La Renommée, divinité allégorique des Grecs et des Romains, a cent yeux continuellement ouverts et cent bouches infatigables. Toujours en mouvement, toujours agitée, elle court, elle vole, le jour et la nuit, d'une extrémité de la terre à l'autre, divulguant avec la même assurance ce qu'elle sait et ce qu'elle ignore, le bien et le mal, la vérité et le mensonge. Les poètes modernes la représentent comme une femme ailée qui fend les airs, et tient une trompette à la main.

La paix

Toute l'antiquité païenne éleva à cette bienfaisante divinité des statues et des autels. Les Romains lui dédièrent dans la voie Sacrée le plus beau temple qui fût à Rome. Cet édifice, commencé par Agrippine et achevé par Vespasien, reçut les riches dépouilles que cet empereur et son fils avaient enlevées du temple de Jérusalem. - On représente la Paix sous la figure d'une femme couronnée de fleurs, tenant d'une main une branche d'olivier et de l'autre une corne d'abondance.

Les colombes de Vénus faisant leur nid dans le casque de Mars, sont une image ingénieuse et douce, qu'on a souvent employée comme un emblème de la paix.

Le travail

Il est ordinairement représenté sous la figure d'un homme nerveux, plein de force, d'une haute taille et d'un teint coloré. Dans ses mains et près de lui sont des instruments propres à différents travaux. Quelquefois il a pour emblème un jeune homme assis, écrivant à la clarté d'une lampe, et ayant près de lui un coq.

S'occuper, c'est savoir jouir;
L'oisiveté pèse et tourmente.
L'âme est un feu qu'il faut nourrir,
Et qui s'éteint s'il ne s'augmente.

Voltaire

Le ciel, par les travaux veut qu'on monte à la gloire:
Pour gagner un triomphe, il faut une victoire.

Corneille

La nuit- le sommeil

La Nuit, fille du Chaos, était la mère du Destin, du Sommeil et de la Mort. - Les anciens poètes la représentent couronnée de pavots, enveloppée d'un voile noir semé d'étoiles, et parcourant sur un char la vaste étendue des cieux. On lui immolait, de même qu'aux Furies et aux Parques, des brebis noires; on lui sacrifiait aussi un coq, parce que les cris perçants de cet oiseau interrompent le calme des nuits.

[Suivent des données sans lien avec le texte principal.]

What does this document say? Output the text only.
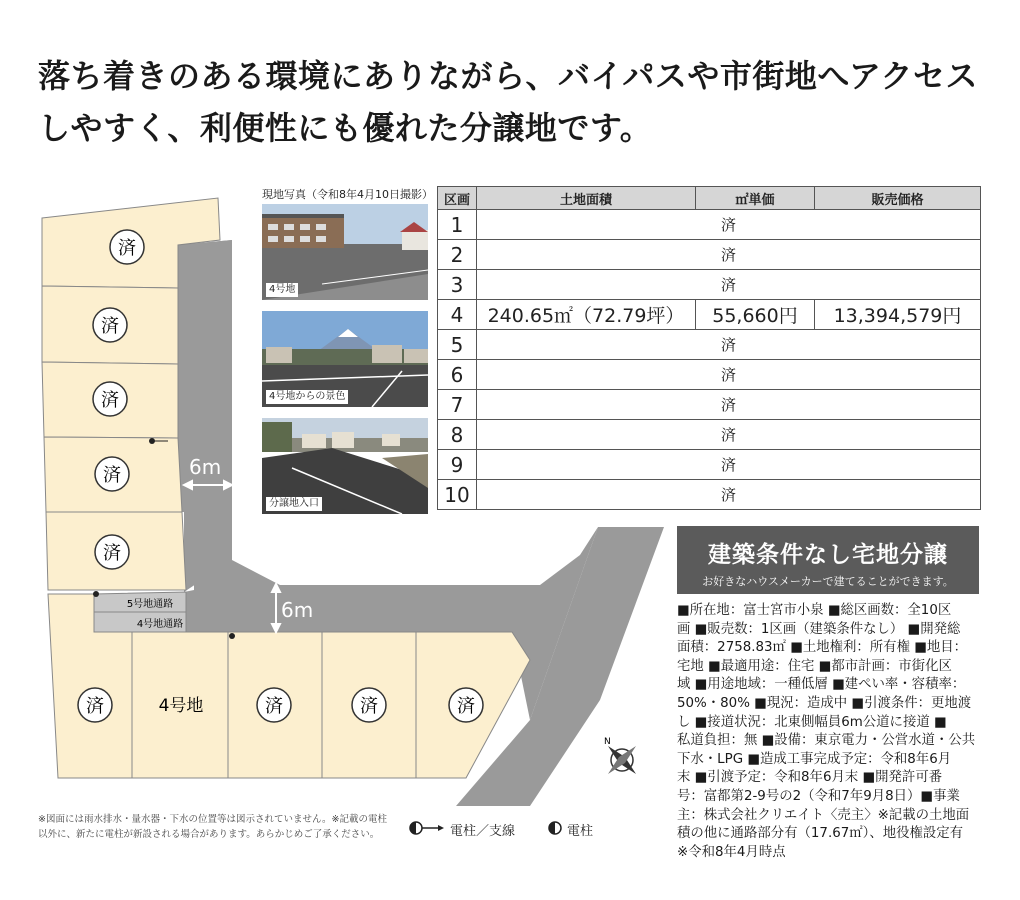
落ち着きのある環境にありながら、バイパスや市街地へアクセス
しやすく、利便性にも優れた分譲地です。
済
済
済
済
済
済	済	済	済
4号地
5号地通路
4号地通路
6m
6m
N
現地写真（令和8年4月10日撮影）
4号地
4号地からの景色
分譲地入口
区画	土地面積	㎡単価	販売価格
1	済		
2	済		
3	済		
4	240.65㎡（72.79坪）	55,660円	13,394,579円
5	済		
6	済		
7	済		
8	済		
9	済		
10	済		
建築条件なし宅地分譲
お好きなハウスメーカーで建てることができます。
■所在地：富士宮市小泉 ■総区画数：全10区
画 ■販売数：1区画（建築条件なし） ■開発総
面積：2758.83㎡ ■土地権利：所有権 ■地目：
宅地 ■最適用途：住宅 ■都市計画：市街化区
域 ■用途地域：一種低層 ■建ぺい率・容積率：
50%・80% ■現況：造成中 ■引渡条件：更地渡
し ■接道状況：北東側幅員6m公道に接道 ■
私道負担：無 ■設備：東京電力・公営水道・公共
下水・LPG ■造成工事完成予定：令和8年6月
末 ■引渡予定：令和8年6月末 ■開発許可番
号：富都第2-9号の2（令和7年9月8日）■事業
主：株式会社クリエイト〈売主〉※記載の土地面
積の他に通路部分有（17.67㎡）、地役権設定有
※令和8年4月時点
※図面には雨水排水・量水器・下水の位置等は図示されていません。※記載の電柱
以外に、新たに電柱が新設される場合があります。あらかじめご了承ください。	電柱／支線	電柱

Le Sommeil, disent les poètes, habite un palais impénétrable aux rayons du jour. Jamais le coq matinal, jamais les oies vigilantes ni les chiens n'en troublèrent la tranquillité. Le doux repos y fait sa demeure habituelle; le fleuve d'Oubli y roule mollement ses eaux languissantes, dont le faible murmure invite à dormir. Au milieu de ce palais est un lit d'ébène, entouré de rideaux noirs: là repose, sur la plume et le duvet, le dieu paisible, environné de Songes de toute espèce. Morphée, ministre du Sommeil, veille à la porte de l'appartement, et empêche qu'on ne fasse à l'entour le plus léger bruit.

Les Songes, enfants du Sommeil, sont aussi nombreux que les feuilles des forêts et que les sables de la mer. Les uns, insignifiants ou trompeurs, sortent des enfers par une porte d'ivoire; les autres, vrais et prophétiques, sortent par une porte de corne.

La mort

La Mort, fille de la Nuit, habitait le seuil du Tartare. La Grèce ne lui éleva ni temples ni autels; et, quoique reconnue pour déesse, elle n'eut jamais aucun prêtre dans cette contrée. Le cyprès et Vif lui étaient consacrés. - Les modernes représentent la Mort sous la figure d'un squelette couvert d'un manteau noir. Dans sa main droite est un glaive ou une faux; dans sa gauche une clepsydre, sorte d'horloge. Au-dessus de sa tête un papillon prend son vol: c'est le symbole de la vie future.

Les peintres et les sculpteurs de l'antiquité, craignant sans doute de réveiller des idées pénibles, ne peignirent la Mort que sous des emblèmes gracieux. Tantôt c'est un Amour qui renverse ou éteint son flambeau; tantôt c'est un enfant qui s'endort; tantôt c'est une rose sur un cercueil.

Laissons au vulgaire des hommes
Redouter de la mort les pièges imprévus:
Elle n'est point tant que nous sommes;
Quand elle est, nous ne sommes plus.

L'abbé Mangenot

La déesse des funérailles s'appelait Libitine, chez les Romains, et était la protectrice de tous les employés et administrateurs des pompes funèbres. Elle avait à Rome un temple où l'on venait apporter un denier d'argent pour chaque personne qui décédait: institution ancienne, qui remonte au règne de Servius Tullius. Le nom de Libitine est quelquefois donné à Hécate et à Proserpine.